On Thursday, the 12th of November 2020, at around 10 a.m., Ghana and the entire International Community was thrown into a state of utter shock, disbelief and disarray on the news of the sudden and untimely demise of one of Ghana’s former presidents, the courageous and outstanding Flt. Lt. Jerry John Rawlings, a man touted for his discipline, boldness, hatred for bribery and corruption, truthfulness, probity and accountability, among other virtues. From that fated day till today, numberless tributes have been pouring in from all angles and sectors, with many praising the 73-year-old stalwart’s sterling leadership qualities and eventful, monumental life.

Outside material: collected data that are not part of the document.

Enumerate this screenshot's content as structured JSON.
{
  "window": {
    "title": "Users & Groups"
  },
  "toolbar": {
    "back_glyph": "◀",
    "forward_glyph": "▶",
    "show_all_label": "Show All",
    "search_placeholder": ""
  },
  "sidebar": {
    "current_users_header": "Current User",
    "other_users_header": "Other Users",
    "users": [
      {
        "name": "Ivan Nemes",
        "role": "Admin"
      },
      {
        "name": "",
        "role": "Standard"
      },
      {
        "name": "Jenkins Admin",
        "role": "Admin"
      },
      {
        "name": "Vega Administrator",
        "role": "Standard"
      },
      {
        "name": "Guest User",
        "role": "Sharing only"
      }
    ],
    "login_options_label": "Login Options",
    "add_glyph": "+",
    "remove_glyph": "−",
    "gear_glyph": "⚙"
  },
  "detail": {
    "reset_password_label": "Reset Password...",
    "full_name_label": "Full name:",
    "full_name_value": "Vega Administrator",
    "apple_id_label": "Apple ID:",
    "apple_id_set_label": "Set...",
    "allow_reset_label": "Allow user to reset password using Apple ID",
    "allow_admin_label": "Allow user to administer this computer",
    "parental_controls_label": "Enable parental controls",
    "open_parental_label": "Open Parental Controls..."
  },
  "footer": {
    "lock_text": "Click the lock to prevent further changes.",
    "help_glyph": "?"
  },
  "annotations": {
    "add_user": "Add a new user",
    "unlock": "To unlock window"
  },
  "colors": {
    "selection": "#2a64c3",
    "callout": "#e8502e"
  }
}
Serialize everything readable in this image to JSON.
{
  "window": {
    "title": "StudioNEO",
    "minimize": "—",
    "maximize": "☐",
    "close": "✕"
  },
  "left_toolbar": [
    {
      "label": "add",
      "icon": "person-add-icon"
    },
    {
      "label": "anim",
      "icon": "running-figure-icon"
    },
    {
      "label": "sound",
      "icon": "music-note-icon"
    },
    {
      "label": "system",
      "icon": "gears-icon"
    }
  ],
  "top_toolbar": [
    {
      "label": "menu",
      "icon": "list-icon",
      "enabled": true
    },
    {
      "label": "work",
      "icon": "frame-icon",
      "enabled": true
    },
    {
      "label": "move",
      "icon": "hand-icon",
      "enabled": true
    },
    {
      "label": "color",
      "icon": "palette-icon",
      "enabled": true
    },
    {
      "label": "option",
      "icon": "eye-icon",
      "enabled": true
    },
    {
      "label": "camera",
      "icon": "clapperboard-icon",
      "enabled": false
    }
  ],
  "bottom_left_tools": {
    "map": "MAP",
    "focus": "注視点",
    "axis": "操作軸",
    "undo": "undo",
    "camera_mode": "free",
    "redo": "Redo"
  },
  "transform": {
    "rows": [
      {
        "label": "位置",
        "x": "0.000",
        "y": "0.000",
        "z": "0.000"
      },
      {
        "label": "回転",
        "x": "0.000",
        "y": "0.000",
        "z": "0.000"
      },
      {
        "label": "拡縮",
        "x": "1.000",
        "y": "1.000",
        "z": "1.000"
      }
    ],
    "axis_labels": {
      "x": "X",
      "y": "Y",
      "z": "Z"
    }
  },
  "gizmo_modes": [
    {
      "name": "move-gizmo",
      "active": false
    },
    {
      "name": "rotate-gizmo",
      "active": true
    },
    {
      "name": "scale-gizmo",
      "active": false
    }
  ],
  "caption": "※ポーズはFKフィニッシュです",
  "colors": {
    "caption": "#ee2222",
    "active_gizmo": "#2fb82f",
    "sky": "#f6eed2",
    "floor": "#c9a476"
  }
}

Even as his mortal remains are being committed to the cozy bosom of the earth, our mother, today, we pray the Good Lord to look favourably on him and receive him into his heavenly abode, where the biblical Lazarus is no longer a poor man. And just as the outspoken Archbishop of the Catholic Archdiocese of Cape Coast, Most Rev. Charles Gabriel Palmer-Buckle, said in a homily at his Requiem Mass, may we all who felt offended by any actions and inactions of this giant statesman, forgive him “for the excesses”. For, to err is human; to forgive, divine!

One of the many lessons we can draw from the life of this tall personage was his downright humility and simplicity. He was a soldier. Yes. He left the Air Force. Yes. And became a military ruler, a political figure and a democratically elected president. But all in all, the barracks life never left him. He still remained simple and humble of heart and mind. This was a man who, despite his high social status and standing, could descend into gutters and distill them, direct vehicular and human traffic, sleep at boys’ quarters, and do other simply unimaginable things.

We too, often, life raises us to certain pedestals. When our levels change, do we act as ingrates, looking down on our humble beginnings? Do we remember and appreciate the ghetto that raised us? Or we allow pride and arrogance to blind us to our past? Certain promotions may come at our workplaces or schools. Do we remember those who lent us their shoulders to weep on in our hay days? Do we readily identify with our former works, neighbourhoods, associates, peers, and acquaintances when we leave to undertake bigger and better jobs? Or we feign ignorance of these hard day memories?

Rawlings never did that. He never forgot where he came from. He was a man of the local people. He identified with the ordinary people. He himself often recounted his humble beginnings with much pride and nostalgia. His style of dressing, way of conducting himself and all such attitudes go to emphasize his meekness and modesty. If we would be successful in life, we must learn never to throw away everything our former miserable life offered us. We must learn to revisit and exhibit, time and again, those godly virtues that society and family imbibed in us when we were growing up. We must learn never to let the “ghetto life”, the “barracks life”, leave us. In the words of the saintly Apostle Paul, let us become all things to all men in order that by all means we may gain some (cf. 1 Cor. 9:19-23).